With your support, the Nature Center has successfully executed numerous public/private partnerships in the past year that have enhanced the user experience in Dunwoody Park. Our elegantly redesigned front entrance, with complete handicap access, creates a functional plaza area with a tranquil water feature. The plaza was designed and installed with pavers donated by Oldcastle, integrating the very best environmental building practices. Our woodland sited playground and hammock garden make you wish you were a kid again and fulfill the Nature Center’s belief that we should all be outside, every day, engaged in outdoor play and recreation. Stunning new signage around the education building and fern-glade woodland trail than includes more than 700 newly planted native shrubs welcomes our park visitors in graphic, bold beauty.
In addition to these grounds improvements, the Nature Center also enacted two ambitious environmental advocacy initiatives in 2015. The Milkweed Project, funded through the generosity of guests at the Monarchs & Margaritas event in April and with support from Post Properties and The UPS Foundation, has raised awareness of the plight of the Monarch butterfly. Over the course of the year, the Nature Center has disseminated hundreds of native milkweed plants and planted eight schoolyard gardens, including one at every Dunwoody elementary school. In the coming months, this program continues with classroom instruction developed by Nature Center staff who will lead 61 outreach workshops that will serve over 1,000 students. Closer to home, the we were awarded a National Fish and Wildlife Foundation Grant to restore Wildcat Creek. These grant dollars were matched and augmented by numerous civic, corporate and governmental partners and amount to a more than $120,000 investment to repair the deteriorating bank conditions, reverse damage caused by major erosion along creek banks and restore the fresh-water health of the creek - Dunwoody’s waterway to the Chattahoochee River. By allowing visitors to experience nature firsthand via the beauty and functionality of a restored Wildcat Creek, the Nature Center plans to continue the immersive learning for which it is known.
Your involvement and support in 2015 made these accomplishments a reality and for that we thank you.

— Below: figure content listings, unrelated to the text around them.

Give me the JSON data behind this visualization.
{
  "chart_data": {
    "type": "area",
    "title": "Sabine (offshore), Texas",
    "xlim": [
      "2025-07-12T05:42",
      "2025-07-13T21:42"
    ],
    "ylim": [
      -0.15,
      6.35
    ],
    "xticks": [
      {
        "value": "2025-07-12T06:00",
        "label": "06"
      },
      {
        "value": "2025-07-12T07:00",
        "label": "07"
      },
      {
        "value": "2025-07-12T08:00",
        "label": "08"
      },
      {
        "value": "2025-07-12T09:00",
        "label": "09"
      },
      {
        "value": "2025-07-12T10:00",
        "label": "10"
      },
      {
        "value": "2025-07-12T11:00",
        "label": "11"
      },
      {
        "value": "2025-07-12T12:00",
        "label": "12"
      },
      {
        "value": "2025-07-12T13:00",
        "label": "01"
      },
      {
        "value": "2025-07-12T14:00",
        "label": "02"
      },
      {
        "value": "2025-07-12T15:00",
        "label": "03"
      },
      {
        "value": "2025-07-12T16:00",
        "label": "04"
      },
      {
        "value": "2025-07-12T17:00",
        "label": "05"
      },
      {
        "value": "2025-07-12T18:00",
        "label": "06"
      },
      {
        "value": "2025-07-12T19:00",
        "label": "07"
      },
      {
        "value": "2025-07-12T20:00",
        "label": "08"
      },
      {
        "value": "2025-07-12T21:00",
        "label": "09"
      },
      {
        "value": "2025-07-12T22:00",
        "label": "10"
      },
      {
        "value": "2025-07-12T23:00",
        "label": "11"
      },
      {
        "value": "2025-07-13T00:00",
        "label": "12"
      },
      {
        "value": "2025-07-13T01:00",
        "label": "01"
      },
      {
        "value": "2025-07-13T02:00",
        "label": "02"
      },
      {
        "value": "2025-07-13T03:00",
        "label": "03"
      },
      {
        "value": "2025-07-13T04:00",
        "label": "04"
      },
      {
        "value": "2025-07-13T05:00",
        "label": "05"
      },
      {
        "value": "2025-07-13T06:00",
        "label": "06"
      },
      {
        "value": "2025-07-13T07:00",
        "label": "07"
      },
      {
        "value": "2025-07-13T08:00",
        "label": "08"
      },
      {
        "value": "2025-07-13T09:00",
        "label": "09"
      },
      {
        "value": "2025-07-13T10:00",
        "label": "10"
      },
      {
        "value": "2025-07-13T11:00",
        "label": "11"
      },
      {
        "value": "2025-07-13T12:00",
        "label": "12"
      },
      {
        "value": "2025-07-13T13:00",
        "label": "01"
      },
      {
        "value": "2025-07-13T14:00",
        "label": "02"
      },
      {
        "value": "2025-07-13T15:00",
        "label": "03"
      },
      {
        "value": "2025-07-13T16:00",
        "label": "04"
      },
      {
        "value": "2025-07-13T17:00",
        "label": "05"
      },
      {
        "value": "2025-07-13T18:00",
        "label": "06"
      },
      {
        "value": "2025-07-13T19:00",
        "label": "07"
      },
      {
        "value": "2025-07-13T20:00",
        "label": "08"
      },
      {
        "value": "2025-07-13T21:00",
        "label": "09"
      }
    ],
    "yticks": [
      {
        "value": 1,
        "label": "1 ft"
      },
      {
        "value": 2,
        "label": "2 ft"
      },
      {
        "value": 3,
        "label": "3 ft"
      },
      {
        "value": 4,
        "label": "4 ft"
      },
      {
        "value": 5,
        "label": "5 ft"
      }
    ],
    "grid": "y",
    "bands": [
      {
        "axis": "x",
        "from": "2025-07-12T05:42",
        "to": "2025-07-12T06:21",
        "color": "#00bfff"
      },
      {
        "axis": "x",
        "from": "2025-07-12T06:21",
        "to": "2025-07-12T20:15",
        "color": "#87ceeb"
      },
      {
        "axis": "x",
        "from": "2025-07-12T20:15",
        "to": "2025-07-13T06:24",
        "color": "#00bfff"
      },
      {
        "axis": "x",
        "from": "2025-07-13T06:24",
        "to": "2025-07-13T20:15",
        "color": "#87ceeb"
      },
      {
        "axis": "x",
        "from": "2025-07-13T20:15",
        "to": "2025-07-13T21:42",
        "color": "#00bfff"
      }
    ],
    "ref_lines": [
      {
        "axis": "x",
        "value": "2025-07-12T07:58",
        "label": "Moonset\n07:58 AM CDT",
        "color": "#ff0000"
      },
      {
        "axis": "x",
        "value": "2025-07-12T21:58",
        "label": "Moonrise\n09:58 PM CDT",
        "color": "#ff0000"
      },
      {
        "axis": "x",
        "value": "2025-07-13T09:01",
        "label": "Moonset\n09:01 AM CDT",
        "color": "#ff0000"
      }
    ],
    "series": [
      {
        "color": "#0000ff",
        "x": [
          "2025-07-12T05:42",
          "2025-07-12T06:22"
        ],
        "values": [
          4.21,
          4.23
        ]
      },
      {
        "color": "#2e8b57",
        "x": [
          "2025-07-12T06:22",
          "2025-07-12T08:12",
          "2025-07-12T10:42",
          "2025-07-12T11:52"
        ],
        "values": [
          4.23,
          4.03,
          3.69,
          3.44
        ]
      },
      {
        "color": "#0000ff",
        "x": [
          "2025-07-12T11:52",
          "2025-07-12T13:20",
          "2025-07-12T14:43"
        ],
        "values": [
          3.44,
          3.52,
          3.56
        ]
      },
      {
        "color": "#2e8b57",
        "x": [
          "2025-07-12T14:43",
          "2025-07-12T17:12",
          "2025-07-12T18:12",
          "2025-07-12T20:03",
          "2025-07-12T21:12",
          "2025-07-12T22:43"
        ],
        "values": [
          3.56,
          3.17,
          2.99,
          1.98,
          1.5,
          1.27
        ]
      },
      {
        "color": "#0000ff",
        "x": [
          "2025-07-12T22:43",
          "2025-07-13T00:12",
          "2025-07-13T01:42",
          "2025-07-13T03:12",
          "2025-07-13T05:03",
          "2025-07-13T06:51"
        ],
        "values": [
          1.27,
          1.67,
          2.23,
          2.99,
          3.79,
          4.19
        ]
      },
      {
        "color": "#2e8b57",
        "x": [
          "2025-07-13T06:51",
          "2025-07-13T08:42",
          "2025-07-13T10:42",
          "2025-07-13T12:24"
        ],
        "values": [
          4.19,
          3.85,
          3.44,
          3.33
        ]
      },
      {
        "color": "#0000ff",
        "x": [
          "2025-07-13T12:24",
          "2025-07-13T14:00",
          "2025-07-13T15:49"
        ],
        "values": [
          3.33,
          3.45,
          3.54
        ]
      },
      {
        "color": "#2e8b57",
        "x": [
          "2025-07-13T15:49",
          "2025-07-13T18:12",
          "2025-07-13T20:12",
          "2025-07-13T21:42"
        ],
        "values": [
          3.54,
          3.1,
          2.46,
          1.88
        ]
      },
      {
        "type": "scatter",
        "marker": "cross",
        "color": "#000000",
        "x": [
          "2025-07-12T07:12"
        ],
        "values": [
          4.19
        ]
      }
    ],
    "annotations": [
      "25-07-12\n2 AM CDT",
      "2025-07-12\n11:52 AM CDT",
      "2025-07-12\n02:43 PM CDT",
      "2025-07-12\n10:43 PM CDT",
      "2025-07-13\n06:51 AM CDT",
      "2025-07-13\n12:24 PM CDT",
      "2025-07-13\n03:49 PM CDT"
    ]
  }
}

Our plans for 2016 are intentionally designed for you and others to continue to enjoy and be inspired by nature in new ways. This is your park; we are just fortunate enough to be able to work here each day. We remain fundamentally committed to our core competency, to that which is our second nature: education. We will amplify and extend the success of initiatives such as our Milkweed Project and Creek Restoration. We will add more passive signage to reach each park visitor. We will develop exhibition and programming components around a demonstration bee hive. We will explore the intersection of nature and art, working in conjunction with public art councils to incorporate art, in all its infinite variety, into our offerings.
We will continue to extend our reach, adding more camp options, more classes, more backyard camp outs, more opportunities to bliss out in nature whether from behind the lens of a telescope or peering over a glass of wine on our back porch. We invite you to continue making a lasting difference in Dunwoody; together with us, in partnership.